I dreamed about Lost last night.

In particular, I dreamed that I was on the island. I was working for some company that would fire you after two mistakes. I'd already made one. I had an idea, though, to take tourists to some island in Japan and was going to try to "sell" them on the day trip. Then, Sawyer came back. He had gone underwater at one point and everyone thought he was dead. They were suspicious, wanting to know how he survived. I had a thing for him (which is weird, since in reality, I basically liked his character but that's the extent of it)and so I was glad to see him back. I was friendly, but I was awkward, like a bookish teenager trying to flirt. I wasn't really a blip on his radar, and so my friendly overtures were largely ignored. Instead, there was another woman that he hooked up with. I basically forgot all about it, and got to doing various tasks. I was in the middle of a task when the woman he had hooked up with came to me. She was upset about something, having a crisis, and wanted me to listen to her problems. I felt put out. I was in the middle of doing something and, to be honest, didn't feel like dealing with it at that time. Still, I felt like I ought to and felt bad about not particularly wanting to help. I was apologetic, and explained I'd love to help out later, but I really had to do this one thing. I then went back to work.

Off the top of my head, this is the symbolism that I can think of...

Sawyer: Sawyer was a conman on the show. So, I think he represents someone that I came to see as a conman. This would be someone I trusted, even when other people were suspicious.

Flirtation: in general, this is a desire for connection, perhaps recognition, which goes overlooked.

Work: This is general anxiety about goal achievement, particularly at the beginning.This points to a general environment with very high standards.

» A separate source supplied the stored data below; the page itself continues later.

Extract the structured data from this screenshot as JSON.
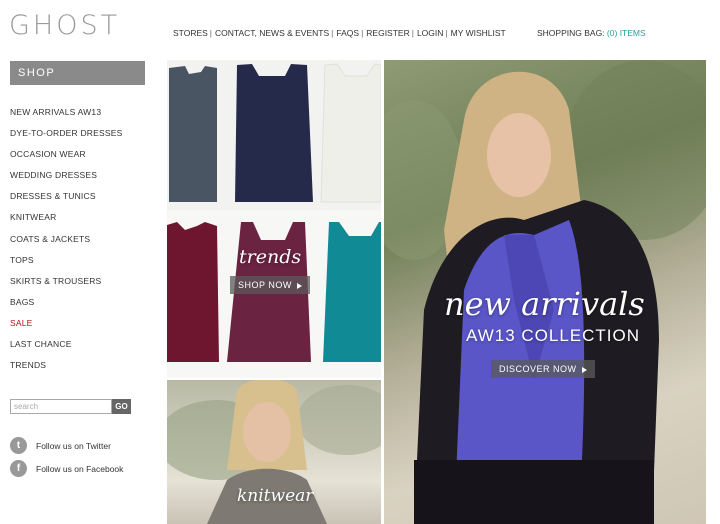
{
  "brand": {
    "logo": "GHOST"
  },
  "topnav": {
    "items": [
      "STORES",
      "CONTACT, NEWS & EVENTS",
      "FAQS",
      "REGISTER",
      "LOGIN",
      "MY WISHLIST"
    ]
  },
  "bag": {
    "label": "SHOPPING BAG:",
    "count": "(0)",
    "items_label": "ITEMS"
  },
  "sidebar": {
    "header": "SHOP",
    "items": [
      "NEW ARRIVALS AW13",
      "DYE-TO-ORDER DRESSES",
      "OCCASION WEAR",
      "WEDDING DRESSES",
      "DRESSES & TUNICS",
      "KNITWEAR",
      "COATS & JACKETS",
      "TOPS",
      "SKIRTS & TROUSERS",
      "BAGS",
      "SALE",
      "LAST CHANCE",
      "TRENDS"
    ],
    "sale_color": "#b3111b"
  },
  "search": {
    "placeholder": "search",
    "button": "GO"
  },
  "social": {
    "twitter": "Follow us on Twitter",
    "facebook": "Follow us on Facebook"
  },
  "promos": {
    "trends": {
      "title": "trends",
      "button": "SHOP NOW"
    },
    "knitwear": {
      "title": "knitwear"
    },
    "new_arrivals": {
      "title": "new arrivals",
      "subtitle": "AW13 COLLECTION",
      "button": "DISCOVER NOW"
    }
  },
  "colors": {
    "accent_teal": "#2a9d9b",
    "sidebar_header_bg": "#8a8a8a",
    "garments": [
      "#4a5563",
      "#262a4a",
      "#efefea",
      "#6e1530",
      "#6b2342",
      "#108a95"
    ]
  }
}
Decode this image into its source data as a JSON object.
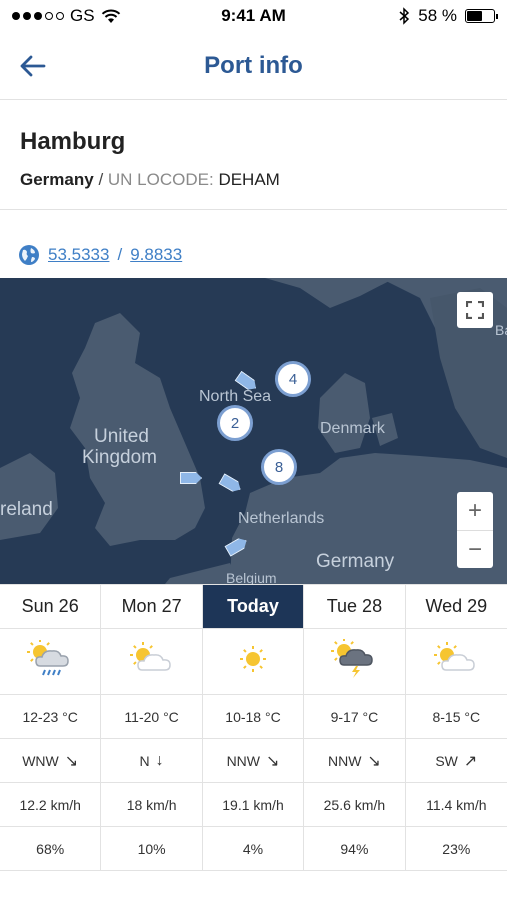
{
  "status": {
    "carrier": "GS",
    "time": "9:41 AM",
    "battery": "58 %",
    "battery_level": 0.58
  },
  "nav": {
    "title": "Port info"
  },
  "port": {
    "name": "Hamburg",
    "country": "Germany",
    "separator": "/",
    "locode_label": "UN LOCODE:",
    "locode": "DEHAM",
    "lat": "53.5333",
    "lon": "9.8833",
    "coord_separator": "/"
  },
  "map": {
    "labels": {
      "north_sea": "North Sea",
      "united": "United",
      "kingdom": "Kingdom",
      "denmark": "Denmark",
      "ireland": "reland",
      "netherlands": "Netherlands",
      "germany": "Germany",
      "belgium": "Belgium",
      "edge": "Ba"
    },
    "clusters": [
      "4",
      "2",
      "8"
    ],
    "zoom_in": "+",
    "zoom_out": "−"
  },
  "forecast": {
    "days": [
      {
        "label": "Sun 26",
        "weather": "cloud-rain",
        "temp": "12-23 °C",
        "wind_dir": "WNW",
        "wind_arrow": "↘",
        "wind_speed": "12.2 km/h",
        "precip": "68%"
      },
      {
        "label": "Mon 27",
        "weather": "partly-cloudy",
        "temp": "11-20 °C",
        "wind_dir": "N",
        "wind_arrow": "↓",
        "wind_speed": "18 km/h",
        "precip": "10%"
      },
      {
        "label": "Today",
        "weather": "sunny",
        "temp": "10-18 °C",
        "wind_dir": "NNW",
        "wind_arrow": "↘",
        "wind_speed": "19.1 km/h",
        "precip": "4%"
      },
      {
        "label": "Tue 28",
        "weather": "thunderstorm",
        "temp": "9-17 °C",
        "wind_dir": "NNW",
        "wind_arrow": "↘",
        "wind_speed": "25.6 km/h",
        "precip": "94%"
      },
      {
        "label": "Wed 29",
        "weather": "partly-cloudy",
        "temp": "8-15 °C",
        "wind_dir": "SW",
        "wind_arrow": "↗",
        "wind_speed": "11.4 km/h",
        "precip": "23%"
      }
    ]
  },
  "colors": {
    "accent": "#2c5994",
    "link": "#3f7fc6",
    "today_bg": "#1d3557",
    "map_water": "#263a55",
    "map_land": "#4a5b70"
  }
}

Task: At the end, I needed to get something done, but it was a different type of work than I was doing at the beginning. There was also no threat of losing my job. In this case, the task seemed to be avoiding the more emotionally charged situation, and there's an element of not wanting to deal with emotions--mine and others. Since the woman in the dream was someone preferred by the conman, it may refer to trying to shut out feelings of envy, where others get more prestige and recognition. Feeling an obligation to them but not wanting to deal with the emotions that interacting with them will trigger and so hiding behind one's responsibilities to avoid the situation.